Washington - O governo dos Estados Unidos decidiram impor sanções contra a Venezuela ontem, banindo toda a venda de armas para o país de Hugo Chávez - um dos maiores exportadores de petróleo para os EUA. De acordo com o comunicado do Departamento de Estado, a interrupção de venda de armas à Venezuela faz parte da guerra dos EUA contra o terrorismo.
O anúncio torna ainda mais difícil a já desgastada relação entre os dois países, que se deterioram depois da tentativa de golpe sofrida por Chávez em abril de 2002. O líder venezuelano acusa os EUA de terem orquestrado o golpe.
Em fevereiro último, Chávez e Bush retiraram seus embaixadores de Caracas e Washington, mas a relação foi normalizada posteriormente. Em seguida, a secretária de Estados dos EUA, Condoleezza Rice, chegou a incitar a formação de uma “frente unida” contra Chávez, a quem qualificou de “um desafio para a democracia” e um “perigo” para a região devido a seus vínculos com o regime cubano, do presidente Fidel Castro.
Os EUA se preocupam com a relação amistosa de Chávez com Cuba e Irã, dois países acusados pelo governo americano de “patrocinar” o terrorismo. Os EUA também dizem que Chávez falha na tentativa de controlar guerrilhas de esquerda, como as Farc (Forças Armadas Revolucionárias da Colômbia), que usam o território venezuelano para suas ações, segundo o comunicado do Departamento de Defesa.
Chavez x Bush
Recebido como herói da esquerda mundial pelo prefeito de Londres, Ken Livingstone, Chávez, exercitou ontem na Capital britânica o seu papel preferido, de inimigo do império e mártir dos injustiçados. Como de hábito, sobrou para o presidente americano, George W. Bush. Mas sobrou também para os jornalistas que tentaram questionar o convidado.
Numa entrevista coletiva na sede da Prefeitura londrina, um prédio futurista à beira do rio Tâmisa, um Chávez às vezes desafiador e noutras cômico deu uma espécie de show para inglês ver.

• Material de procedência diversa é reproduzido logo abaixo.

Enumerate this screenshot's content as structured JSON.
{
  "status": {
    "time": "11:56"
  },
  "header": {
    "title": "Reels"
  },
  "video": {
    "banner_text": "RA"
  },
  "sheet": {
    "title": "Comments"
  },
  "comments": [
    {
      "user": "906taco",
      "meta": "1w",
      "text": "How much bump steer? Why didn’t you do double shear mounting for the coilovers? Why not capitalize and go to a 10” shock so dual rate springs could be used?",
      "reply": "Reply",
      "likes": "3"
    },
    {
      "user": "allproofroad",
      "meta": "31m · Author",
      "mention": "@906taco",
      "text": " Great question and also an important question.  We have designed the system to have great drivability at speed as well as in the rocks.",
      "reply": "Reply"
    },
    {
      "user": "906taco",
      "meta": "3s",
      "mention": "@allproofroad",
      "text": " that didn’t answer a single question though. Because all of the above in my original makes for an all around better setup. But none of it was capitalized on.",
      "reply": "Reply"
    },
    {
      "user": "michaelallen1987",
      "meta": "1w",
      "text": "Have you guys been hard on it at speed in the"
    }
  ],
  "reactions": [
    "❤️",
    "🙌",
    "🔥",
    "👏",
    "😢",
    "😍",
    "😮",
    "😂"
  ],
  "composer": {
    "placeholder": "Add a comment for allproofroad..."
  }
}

O estilo ficou evidente já na primeira resposta.
O representante da rede americana CNN quis saber se a ausência de um encontro com Tony Blair na visita fora decisão do primeiro-ministro, de quem o venezuelano se afastou nos últimos anos, ou do próprio Chávez. Embora o repórter tenha se apresentado claramente antes de falar, Chávez fez questão de perguntar-lhe de novo de que meio era, uma evidente provocação à gigante rede de TV americana. Aí chamou a pergunta de “boba” e “estúpida”.
Em seguida, uma jornalista da rede britânica BBC em espanhol questionou Chávez sobre comparações que a imprensa faz dele com Bush, em relação à atitude “ou está comigo ou é contra mim’’ de ambos. “É a primeira vez que me ofendem assim em público”, disparou o presidente. “(Bush é) um assassino, um imoral, que deveria ser levado à prisão por uma corte penal internacional. Invadi algum país, bombardeamos alguma cidade, utilizamos a CIA para matar presidentes?”
Livingstone - que ontem escreveu um artigo no diário “The Guardian” no qual afirma que “o progresso social e a democracia andam de mãos dadas na Venezuela e merecem apoio inequívoco” - sorria a cada resposta do convidado.
Foram poucas questões, com os perguntadores escolhidos pelo próprio Livingstone. Chávez não falou da crise Brasil/Bolívia, mas ofereceu as vastas reservas de petróleo e gás da Venezuela aos pobres de todo o mundo. E, à maneira do que já faz com os EUA, ofereceu aos britânicos de baixa renda fornecimento de óleo para calefação a preços reduzidos, sem explicar como isso seria viabilizado.